Qui est le film ?
Coréalisé par Lise Akoka et Romane Guéret, Ma frère prolonge une démarche déjà amorcée dans Les Pires. Non pas « représenter » la jeunesse populaire, encore moins de la résumer à un symptôme social mais de construire un espace de fiction à partir de présences réelles et de situations observées. Le récit se déploie dans le cadre d’une colonie de vacances dans la Drôme où Shai et Djenaba, deux jeunes animatrices issues des quartiers populaires, encadrent un groupe d’enfants le temps d’un été.
Par quels moyens ?
La colonie de vacances fonctionne comme un espace de suspension sociale, un ailleurs qui n’est jamais un dehors. Les enfants arrivent chargés de leurs mots, de leurs violences et modèles déjà intériorisées. Les animatrices, elles, portent leurs fatigues, leurs colères contenues, leurs récits à peine formulés. Ce décor provisoire ne promet aucune émancipation mais autorise un léger desserrement. La Drôme devient un interstice, un lieu où l’étau se relâche sans jamais disparaître.
Dans cet espace, chacun existe avec une épaisseur propre, sans réduction ni caricature. Le film regarde ses personnages avec bienveillance, accordant à tous le droit à la contradiction, à l’erreur, à la fatigue. Une seule exception dans la première partie, une animatrice dont la solitude, la maladresse et les regards qui l'entourent me procurent un brin de malaise et surtout de la peine.
Le film refuse toute innocence mythifiée et regarde l’enfance comme un lieu d’apprentissage cruel et précoce. Aucun idéalisme. Les enfants répètent, testent, blessent, imitent. Ils profèrent parfois des paroles sans en mesurer la portée. La mise en scène leur accorde une pleine présence dramatique. Ils sont pleinement eux-mêmes, mais déjà pris dans le tissu social, déjà façonnés par ses hiérarchies et ses brutalités.

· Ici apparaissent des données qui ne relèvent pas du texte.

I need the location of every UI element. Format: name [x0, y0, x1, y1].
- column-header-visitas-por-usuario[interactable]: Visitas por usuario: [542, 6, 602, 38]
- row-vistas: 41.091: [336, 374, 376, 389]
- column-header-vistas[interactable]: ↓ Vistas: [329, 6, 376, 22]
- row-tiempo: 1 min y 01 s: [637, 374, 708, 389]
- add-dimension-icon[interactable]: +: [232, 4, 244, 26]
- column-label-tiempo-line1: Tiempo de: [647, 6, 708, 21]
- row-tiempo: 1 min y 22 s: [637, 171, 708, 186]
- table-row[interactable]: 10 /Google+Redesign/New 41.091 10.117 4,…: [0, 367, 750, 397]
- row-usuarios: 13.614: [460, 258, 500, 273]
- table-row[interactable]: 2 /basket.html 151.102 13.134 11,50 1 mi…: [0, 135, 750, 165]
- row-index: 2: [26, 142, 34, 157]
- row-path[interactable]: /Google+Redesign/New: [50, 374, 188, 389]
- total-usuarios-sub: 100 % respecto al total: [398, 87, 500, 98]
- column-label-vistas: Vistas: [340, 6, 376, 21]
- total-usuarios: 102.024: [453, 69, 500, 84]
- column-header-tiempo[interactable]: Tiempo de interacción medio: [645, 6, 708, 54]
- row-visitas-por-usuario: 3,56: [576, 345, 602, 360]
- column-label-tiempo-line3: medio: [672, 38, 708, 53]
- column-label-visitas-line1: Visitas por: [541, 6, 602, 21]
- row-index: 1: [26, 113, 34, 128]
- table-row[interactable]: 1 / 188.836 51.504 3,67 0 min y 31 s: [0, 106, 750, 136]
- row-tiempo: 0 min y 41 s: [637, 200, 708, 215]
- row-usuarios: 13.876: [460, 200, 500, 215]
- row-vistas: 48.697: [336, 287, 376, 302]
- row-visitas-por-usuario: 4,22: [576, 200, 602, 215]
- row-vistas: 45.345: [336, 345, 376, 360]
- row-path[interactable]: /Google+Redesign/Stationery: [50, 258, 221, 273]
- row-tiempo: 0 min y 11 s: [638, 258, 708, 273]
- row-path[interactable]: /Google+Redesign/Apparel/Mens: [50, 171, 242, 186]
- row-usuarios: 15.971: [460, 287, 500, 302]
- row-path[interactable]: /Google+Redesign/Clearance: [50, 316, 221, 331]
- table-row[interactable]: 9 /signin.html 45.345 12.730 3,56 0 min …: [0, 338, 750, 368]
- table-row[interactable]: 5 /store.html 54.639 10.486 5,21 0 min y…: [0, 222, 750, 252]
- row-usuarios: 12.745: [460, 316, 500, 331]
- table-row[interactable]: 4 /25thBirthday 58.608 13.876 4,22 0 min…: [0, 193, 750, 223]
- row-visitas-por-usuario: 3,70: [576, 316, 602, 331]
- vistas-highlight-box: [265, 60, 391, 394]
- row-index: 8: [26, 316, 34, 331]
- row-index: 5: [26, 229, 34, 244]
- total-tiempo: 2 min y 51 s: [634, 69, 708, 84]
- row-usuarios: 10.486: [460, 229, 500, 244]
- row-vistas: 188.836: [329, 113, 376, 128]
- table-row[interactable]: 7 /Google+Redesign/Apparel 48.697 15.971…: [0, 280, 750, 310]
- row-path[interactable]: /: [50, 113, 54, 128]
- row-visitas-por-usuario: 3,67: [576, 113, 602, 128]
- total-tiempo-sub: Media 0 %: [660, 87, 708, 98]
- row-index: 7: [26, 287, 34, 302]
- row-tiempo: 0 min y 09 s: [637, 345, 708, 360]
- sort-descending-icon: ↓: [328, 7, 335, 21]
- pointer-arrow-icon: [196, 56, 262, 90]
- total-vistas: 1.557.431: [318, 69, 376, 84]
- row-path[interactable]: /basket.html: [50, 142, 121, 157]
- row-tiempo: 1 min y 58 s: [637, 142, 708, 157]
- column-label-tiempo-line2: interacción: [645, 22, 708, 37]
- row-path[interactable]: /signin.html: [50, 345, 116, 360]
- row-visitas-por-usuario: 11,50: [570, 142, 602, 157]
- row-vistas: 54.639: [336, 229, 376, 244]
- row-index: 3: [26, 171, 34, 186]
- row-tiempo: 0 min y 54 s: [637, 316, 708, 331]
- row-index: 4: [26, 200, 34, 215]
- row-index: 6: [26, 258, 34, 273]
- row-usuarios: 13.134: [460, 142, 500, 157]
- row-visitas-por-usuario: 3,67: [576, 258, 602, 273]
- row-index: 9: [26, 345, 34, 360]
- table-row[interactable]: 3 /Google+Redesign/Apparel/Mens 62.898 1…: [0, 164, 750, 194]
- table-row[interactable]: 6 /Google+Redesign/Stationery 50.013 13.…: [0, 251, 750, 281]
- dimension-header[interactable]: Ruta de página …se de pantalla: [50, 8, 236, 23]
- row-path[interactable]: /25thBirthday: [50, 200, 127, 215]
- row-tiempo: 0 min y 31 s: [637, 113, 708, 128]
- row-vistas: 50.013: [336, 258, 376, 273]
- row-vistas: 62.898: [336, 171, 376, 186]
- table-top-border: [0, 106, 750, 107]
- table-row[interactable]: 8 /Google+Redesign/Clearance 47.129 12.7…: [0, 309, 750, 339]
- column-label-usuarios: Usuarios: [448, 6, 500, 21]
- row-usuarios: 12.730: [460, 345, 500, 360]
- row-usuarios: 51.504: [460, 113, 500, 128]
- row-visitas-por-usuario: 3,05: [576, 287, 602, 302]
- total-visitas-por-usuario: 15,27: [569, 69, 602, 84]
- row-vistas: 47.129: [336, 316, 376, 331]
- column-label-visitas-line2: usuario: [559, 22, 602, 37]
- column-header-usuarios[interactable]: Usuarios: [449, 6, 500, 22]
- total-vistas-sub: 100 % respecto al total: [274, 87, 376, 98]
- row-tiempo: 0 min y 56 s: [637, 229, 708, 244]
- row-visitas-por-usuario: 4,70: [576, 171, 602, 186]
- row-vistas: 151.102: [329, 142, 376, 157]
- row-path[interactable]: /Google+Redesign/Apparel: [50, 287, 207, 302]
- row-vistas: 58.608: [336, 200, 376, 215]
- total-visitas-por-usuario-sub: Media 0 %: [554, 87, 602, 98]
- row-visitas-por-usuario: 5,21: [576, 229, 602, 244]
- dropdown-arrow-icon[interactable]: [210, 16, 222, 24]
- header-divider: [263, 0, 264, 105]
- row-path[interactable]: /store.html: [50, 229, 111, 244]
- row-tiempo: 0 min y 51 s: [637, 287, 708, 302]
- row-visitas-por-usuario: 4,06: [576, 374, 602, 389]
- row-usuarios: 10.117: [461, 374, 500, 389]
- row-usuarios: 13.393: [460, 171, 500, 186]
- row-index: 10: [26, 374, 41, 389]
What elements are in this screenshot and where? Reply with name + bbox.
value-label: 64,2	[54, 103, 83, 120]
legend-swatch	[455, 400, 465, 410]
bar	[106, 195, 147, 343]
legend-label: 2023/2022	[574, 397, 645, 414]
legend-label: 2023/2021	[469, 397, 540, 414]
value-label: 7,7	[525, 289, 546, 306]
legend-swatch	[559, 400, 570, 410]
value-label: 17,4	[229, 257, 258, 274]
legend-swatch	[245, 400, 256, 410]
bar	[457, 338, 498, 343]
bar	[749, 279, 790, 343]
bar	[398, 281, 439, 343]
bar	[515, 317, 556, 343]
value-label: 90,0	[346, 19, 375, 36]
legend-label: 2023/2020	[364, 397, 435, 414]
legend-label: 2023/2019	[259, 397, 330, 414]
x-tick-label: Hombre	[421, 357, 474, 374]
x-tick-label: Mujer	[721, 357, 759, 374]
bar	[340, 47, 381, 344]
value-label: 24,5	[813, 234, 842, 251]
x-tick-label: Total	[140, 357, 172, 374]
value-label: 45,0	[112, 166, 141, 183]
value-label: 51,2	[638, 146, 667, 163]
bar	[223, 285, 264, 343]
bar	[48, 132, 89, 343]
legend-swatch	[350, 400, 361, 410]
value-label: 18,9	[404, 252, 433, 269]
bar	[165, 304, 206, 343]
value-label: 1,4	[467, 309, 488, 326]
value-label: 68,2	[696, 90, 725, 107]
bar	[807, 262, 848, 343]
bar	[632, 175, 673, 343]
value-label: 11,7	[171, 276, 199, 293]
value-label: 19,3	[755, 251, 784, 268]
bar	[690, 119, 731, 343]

Cette approche trouve un prolongement direct dans la mise en scène. Akoka et Guéret adoptent une économie de moyens assumée. Caméra à hauteur humaine, plans souvent mobiles, lumière naturelle, refus de tout surlignage musical. L’écriture procède par fragments, par scènes modestes, parfois presque insignifiantes. On partage un temps, un espace, une fatigue commune.
Le véritable axe du film demeure la relation entre Shai et Djenaba. Un lien fait de frottements, de désaccords, de fidélité instinctive. Leur sororité se manifeste dans des gestes concrets. Se couvrir mutuellement, se soutenir face aux enfants, se taire quand il le faut. Autour d’elles, les figures adultes sont reléguées hors champ. Les animatrices transmettent sans avoir réellement reçu. Elles bricolent une autorité, une morale, une protection avec des outils incomplets. Le film ne dramatise jamais cette défaillance et l’expose comme un état de fait.
Enfin, Ma frère refuse le misérabilisme sans jamais édulcorer la dureté du réel. La joie, le rire, la musique, l’énergie collective traversent le film sans fonctionner comme des contrepoints artificiels. Ils font partie intégrante de ces existences. Cette coexistence du grave et du léger interdit toute lecture univoque et donne au film sa tonalité singulière, fragile, profondément humaine.
Quelle lecture en tirer ?
Ce qui reste de Ma frère, ce sont ces personnages. C’est un film qui accepte l’inconfort de ne pas savoir quoi faire de ce qu’il montre. Il regarde une jeunesse qui tient debout sans promesse d’avenir clair, qui transmet sans modèle, qui protège sans filet.